Untitled

This photograph, and an interview with the artist was published in the book Flash Forward 2009 (and we couldn't help but notice that Jessica's work is in the collection of Sean Penn and Robin Wright!)

  •   $100
    | 14"x11"
      Edition of 150
  •   $250
    | 20"x16"
      Edition of 50
  •   $500
    | 24"x20"
      Edition of 25
  •   $1,500
    | 40"x30"
      Edition of 5

The prints you receive are archival, chromogenic prints on a semi-matte paper with a longevity of 100+ years under normal light conditions.

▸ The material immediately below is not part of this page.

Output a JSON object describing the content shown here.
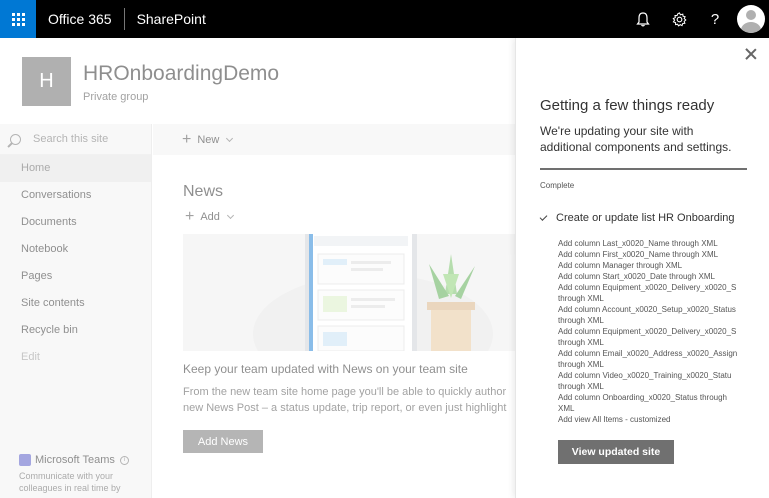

The quoted dimensions refer to the paper size, and not the size of image contained within the paper. Each image is printed with a minimum 1/4" border to allow for framing, and ships with a Certificate of Authenticity signed by the artist.

Jessica M. Kaufman
Untitled, 2008
from the series Seep

Greenpoint in Brooklyn, NY is both an industrial haven and a residential neighborhood primarily made up of Polish immigrants that have grown in tandem over the last century.  On a day I was photographing on residential streets, I turned the corner onto this dense block of row-houses, each one displaying an identical and prominent American flag - some with yellow ribbons tied around the trunks of the trees - and I was struck by how well this scene described the betrayal of the American dream.  These were people who had come here to start anew.  They put down roots, created a community, embraced this country and expressed their patriotism loudly. And in return they’ve been poisoned by their industrial neighbors, and not protected from the known hazards that permeate the water, air, and soil of their homes.  But the flags are still flying.

To learn more about this work, and the oil spill that occurred in the area please visit Jessica M. Kaufman's artist page.

About the photographic process

A positive/negative film (Polaroid Type 55) is used: a film with an actual negative in it.  The chemical is not cleared from the negative, but left to dry, where it patterns, develops crystals, and eats away at the original image - basically decaying, and then printed in that state.  This process removes the viewer's ability to immediately place the image in time: it is disorienting and announces that the work is subjective, conceptual and certainly not documentary.